Tucked away in the mountains, Tsawarong township of Nyingchi city was dubbed an "isolated island "on the plateau region. Postman Nyilam Tenbor has witnessed the changes in the local postal service.

"In the past, there was no road linking villages with the township seat. Letters and parcels were delivered by government-hired locals on an irregular basis, or fetched by the villagers themselves," he says.

With the improvement of traffic conditions, he can deliver mail once every two days to six villages by motorbike.

Thanks to countless rural postal workers like Tsering Chuba and Nyilam Tenbor, Tibet has substantially improved its local postal services. The postal network now covers all villages within the region. A courier service station has even been opened at the foot of Mount Qomolangma, referred to as Mount Everest in the West.

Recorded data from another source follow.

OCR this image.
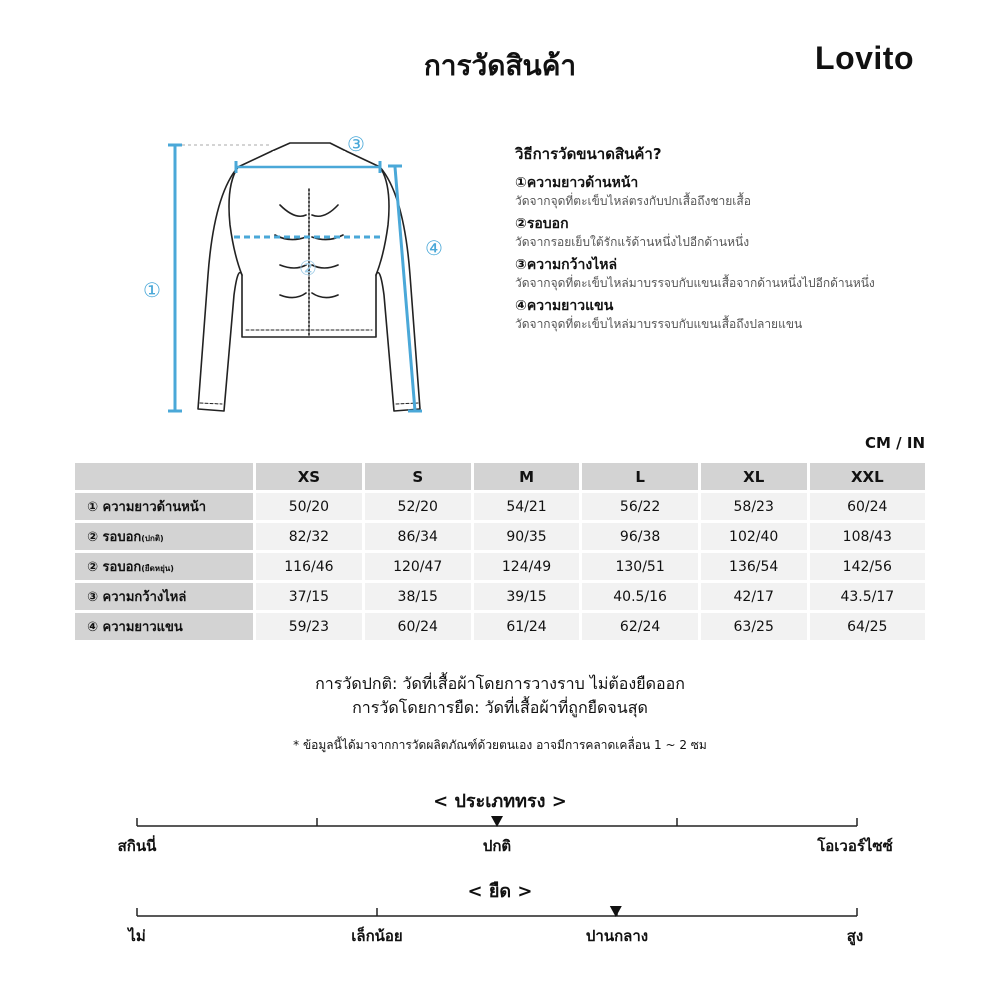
การวัดสินค้า	Lovito
①
③
④
②
วิธีการวัดขนาดสินค้า?
①ความยาวด้านหน้า
วัดจากจุดที่ตะเข็บไหล่ตรงกับปกเสื้อถึงชายเสื้อ
②รอบอก
วัดจากรอยเย็บใต้รักแร้ด้านหนึ่งไปอีกด้านหนึ่ง
③ความกว้างไหล่
วัดจากจุดที่ตะเข็บไหล่มาบรรจบกับแขนเสื้อจากด้านหนึ่งไปอีกด้านหนึ่ง
④ความยาวแขน
วัดจากจุดที่ตะเข็บไหล่มาบรรจบกับแขนเสื้อถึงปลายแขน
CM / IN
	XS	S	M	L	XL	XXL
① ความยาวด้านหน้า	50/20	52/20	54/21	56/22	58/23	60/24
② รอบอก(ปกติ)	82/32	86/34	90/35	96/38	102/40	108/43
② รอบอก(ยืดหยุ่น)	116/46	120/47	124/49	130/51	136/54	142/56
③ ความกว้างไหล่	37/15	38/15	39/15	40.5/16	42/17	43.5/17
④ ความยาวแขน	59/23	60/24	61/24	62/24	63/25	64/25
การวัดปกติ: วัดที่เสื้อผ้าโดยการวางราบ ไม่ต้องยืดออก
การวัดโดยการยืด: วัดที่เสื้อผ้าที่ถูกยืดจนสุด
* ข้อมูลนี้ได้มาจากการวัดผลิตภัณฑ์ด้วยตนเอง อาจมีการคลาดเคลื่อน 1 ~ 2 ซม
< ประเภททรง >
สกินนี่	ปกติ	โอเวอร์ไซซ์
< ยืด >
ไม่	เล็กน้อย	ปานกลาง	สูง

According to the Tibet branch of China Post, the company has established more than 600 township service outlets in the region. More than 1,300 postal routes have been launched in rural areas.

The postal services are among a raft of improved public services Tibet has witnessed in recent years. In old Tibet, there were no proper schools and the illiteracy rate exceeded 95 percent. Now, students in Tibet enjoy 15 years of free education from kindergarten to senior high school.

Before the peaceful liberation of Tibet in 1951, there were only three small government-run institutions of Tibetan medicine and a few private clinics in Tibet. Now, the region has a full medical services system covering regular medical services, maternity and child care, disease prevention and control, and Tibetan medicine and therapies, with 1,642 medical and health institutions.

The region's public cultural services system has also seen constant improvement. Now, libraries, galleries, museums and centers for cultural activities have become important sites that enrich people's cultural lives.

In 2014, Puma Changthang became accessible by asphalt road. Tsering Chuba upgraded his vehicle from a bicycle to a motorcycle. Two years later, he began delivering parcels using a van.

As locals became accustomed to using the internet on the plateau, the scope of his work extended far beyond parcel delivery. He now also teaches villagers to shop online, video chat with their relatives and sell local specialties to other places.

"What I have done is not a big deal. But these small things make me feel really happy and worthy," Tsering Chuba says. "I will keep going to help more villagers, and become the dream chaser in the new era."